I think your assumptions are incorrect and for the record I did reply to your email question within one business day... 

When I go to the CorelDRAW website I see X7 the latest version of the software... I see nothing of earlier versions...

Just like CorelDRAW now has a subscription option... Easy Stone does have an option where it's FREE with a Design of the Day Membership... Or you can purchase a license outright... 

There is an upgrade option for $149.00 or a new license purchase for $249.00 with a $100.00 download credit or a 90 Day Design of the Day Membership... So there is pretty good value there...

That said we have hundreds more designs now than we did a year ago... 

I suggested to you via email that you download the latest version... Try it out for 60 days see if you like the enhanced design features the new version offers you and if you do then you can consider upgrading and if you don't then it's just a matter of downloading v2.0 again and use it which we can help you with... 

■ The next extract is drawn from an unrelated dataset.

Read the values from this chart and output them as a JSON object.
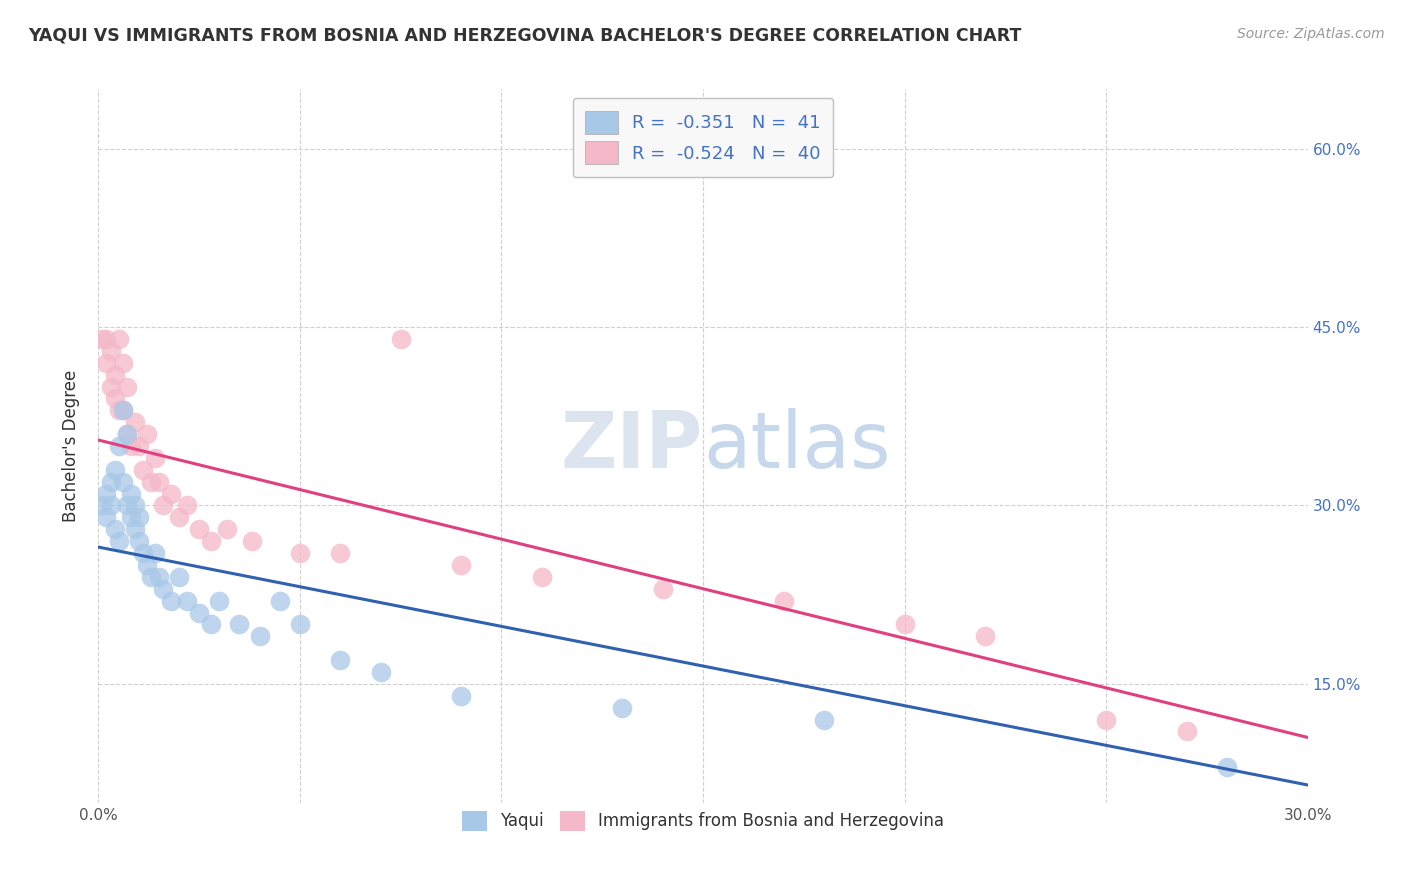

Feel free to give us a call too... The number is listed on the Contact Us page if you don't get an immediate email response... 

Thank you,

Kevin


----------



## vlcnmstr (Jan 5, 2007)

let's find a time to get the 2 up and running again. that's what i paid for and it worked fine for my purposes. money is too tight to buy an upgrade right now, but i do like having available what i paid for..

thanks
djl


----------



## jeron (Jul 16, 2012)

Why was their version 2 disabled in the first place? That's my question... 

I would like to know why this happened as someone looking for rhinestone software at the moment..

If I buy your newest software will it get disabled when your newest software comes available? If so why?

Thanks,
Jeron


----------



## vlcnmstr (Jan 5, 2007)

i wondered the same thing. i bought and paid for a fulling functioning INDEPENDENT macro for corel. not some time dependent open back door way of accessing my computer to be shut down at whim.
at the time i bought it was supposed to be a one time only fee for a macro that would simply work on.... the fact it was disabled remotely, without warning without even telling me is not cool. where's my money? i want it back. to tell me to upgrade to a "new version" that is now 'subscription' with time limits is changing a contract unilaterally after it's agreed. part of me wants the macro working again, part just wants my money returned.
either way i'm a bit shagged.


----------



## jeron (Jul 16, 2012)

So has it started working again?

Thanks,
Jeron


----------



## vlcnmstr (Jan 5, 2007)

nope not at all. in fact if i click the icon it hangs up corel and i have to reboot the machine.


----------